One of George’s finds on the internet had visibly locked him in thought. “Ah, they’re calling him an objective idealist, whatever that is” he was thinking as he scrolled through an article about ‘Some chap called Gadamer’ who had written years ago about the limits of an overly technical approach to medicine.

“You’re telling me, Mr. Gadamer! That we need ‘more practical judgment and personal interpretation in medicine’! If that’s what objective idealism is, I’m in!”, George announced to himself, as he read on about how Gadamer had even come to the belief that Nature itself provides the best remedy for illnesses. “You say health is some sort of ‘inner accord relative to nature’s ‘self-maintaining and self-restoring totality’, Mr Gadamer. Why, that sounds like Santiago’s take on things, if you ask me.”

It wasn’t the first time George himself had chewed over the paradox of why the object of attention of doctors is so rarely health itself. “There’s a built-in bias in medicine, the only people most doctors see are ill,” he would often quip, whenever the subject came up. But his long-standing call for ‘What we need is more health prevention’ wasn’t quite what he had learnt these days from Gadamer.

“You seem to be on to something else with this ‘hidden mystery of health’ thing of yours,” pondered George, “Do you really believe what you say, that recovery from a period of disease is some sort of return to equilibrium, return to a temporary whole, Mr Gadamer?” George thought on.

‘Equilibrium’ was the last word Patricia would have used to describe George’s behaviour that spring.

She was happier he was no longer so often down, but the ups seemed to be giving way to bigger downs, and it was all getting a bit too much for her to keep up with.

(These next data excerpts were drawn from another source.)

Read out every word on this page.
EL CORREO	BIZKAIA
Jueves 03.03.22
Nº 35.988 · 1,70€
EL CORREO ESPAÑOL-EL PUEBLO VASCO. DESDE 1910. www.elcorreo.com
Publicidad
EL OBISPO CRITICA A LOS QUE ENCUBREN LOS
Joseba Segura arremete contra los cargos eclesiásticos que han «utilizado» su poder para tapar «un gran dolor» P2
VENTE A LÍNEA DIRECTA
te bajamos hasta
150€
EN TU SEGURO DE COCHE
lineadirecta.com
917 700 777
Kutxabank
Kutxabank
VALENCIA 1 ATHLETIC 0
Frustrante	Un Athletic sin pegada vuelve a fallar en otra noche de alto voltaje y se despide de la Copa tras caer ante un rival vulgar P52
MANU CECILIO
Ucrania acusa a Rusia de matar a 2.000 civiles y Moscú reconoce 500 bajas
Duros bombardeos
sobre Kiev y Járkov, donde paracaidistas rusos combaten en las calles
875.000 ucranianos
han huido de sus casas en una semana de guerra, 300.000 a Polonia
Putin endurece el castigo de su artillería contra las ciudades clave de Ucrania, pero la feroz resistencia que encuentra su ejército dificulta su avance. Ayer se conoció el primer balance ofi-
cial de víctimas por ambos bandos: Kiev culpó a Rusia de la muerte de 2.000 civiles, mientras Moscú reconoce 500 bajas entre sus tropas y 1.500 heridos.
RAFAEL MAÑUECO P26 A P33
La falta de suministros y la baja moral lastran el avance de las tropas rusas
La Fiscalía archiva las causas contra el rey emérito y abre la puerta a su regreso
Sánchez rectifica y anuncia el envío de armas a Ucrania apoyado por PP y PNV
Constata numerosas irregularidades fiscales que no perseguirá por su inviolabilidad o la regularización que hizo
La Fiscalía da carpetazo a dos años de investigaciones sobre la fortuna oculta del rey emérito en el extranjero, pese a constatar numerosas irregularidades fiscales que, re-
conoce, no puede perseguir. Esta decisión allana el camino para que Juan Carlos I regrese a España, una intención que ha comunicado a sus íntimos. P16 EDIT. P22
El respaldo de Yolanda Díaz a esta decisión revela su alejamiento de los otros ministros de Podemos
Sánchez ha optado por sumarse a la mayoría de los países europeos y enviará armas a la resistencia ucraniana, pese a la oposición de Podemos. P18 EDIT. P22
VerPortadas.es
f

“The way things are going with COVID…” George threw out over breakfast one morning, “…society doesn’t seem want to know what this ‘hidden mystery of health’ thing is, does it? All the stories are about those who ‘succumb’ to the disease or those that ‘survive’. Nobody on the telly seems to be making documentaries about those who are healthy”. “But I guess they wouldn’t know how to start the interview. Good morning, sir, how are you? Fine. How do you stay healthy? I haven’t a clue, I just live my life. Well, that’s a mystery, isn’t it. End of programme. No record viewing figures to have from that, are there?”

Patricia looked non-plussed, wondering to herself where George was going now.

“But I guess the longer this pandemic lasts, the more it will change us. And maybe one day each of us will stumble across the key to Gadamer’s health mystery,” added George with an indifferent shrug of his shoulders.

The couple sat silently, while George’s own ramblings led him to recall Patricia’s father’s death, after a long, debilitating illness, a few years earlier. George had been perplexed each time Arnold told him he thought Death was ‘Just a slipping away. It’s like a big white blank.’

George had known Arnold as a very calm, respectful, self-effacing man, who had faced death with the same stoicism which had governed his life.

“But what, Arnold” had thought George later that evening “am I to do when you say it’s all going to end with a big, white blank?” Arnold’s devotion to his own idea of death seemed, to George, to leave the whole matter up in the air.

“We will never understand the nature of Death, if we avoid thinking and talking about it” George had determined at the time but that was before COVID. Now, with fears of plague in the air, he wished he could chat a bit further with Arnold, to find out if he’d really seen the big white blank ‘on the other side’. “Then again,” thought George “humankind’s gone further than needing a polite conversation of this. Now we all need some hard talk and stop skirting round the central issue here” he had said repeatedly over the last year.

“The mystery of Death. Yes, and with it, the mystery of Health and the mystery of Fear,” mused George.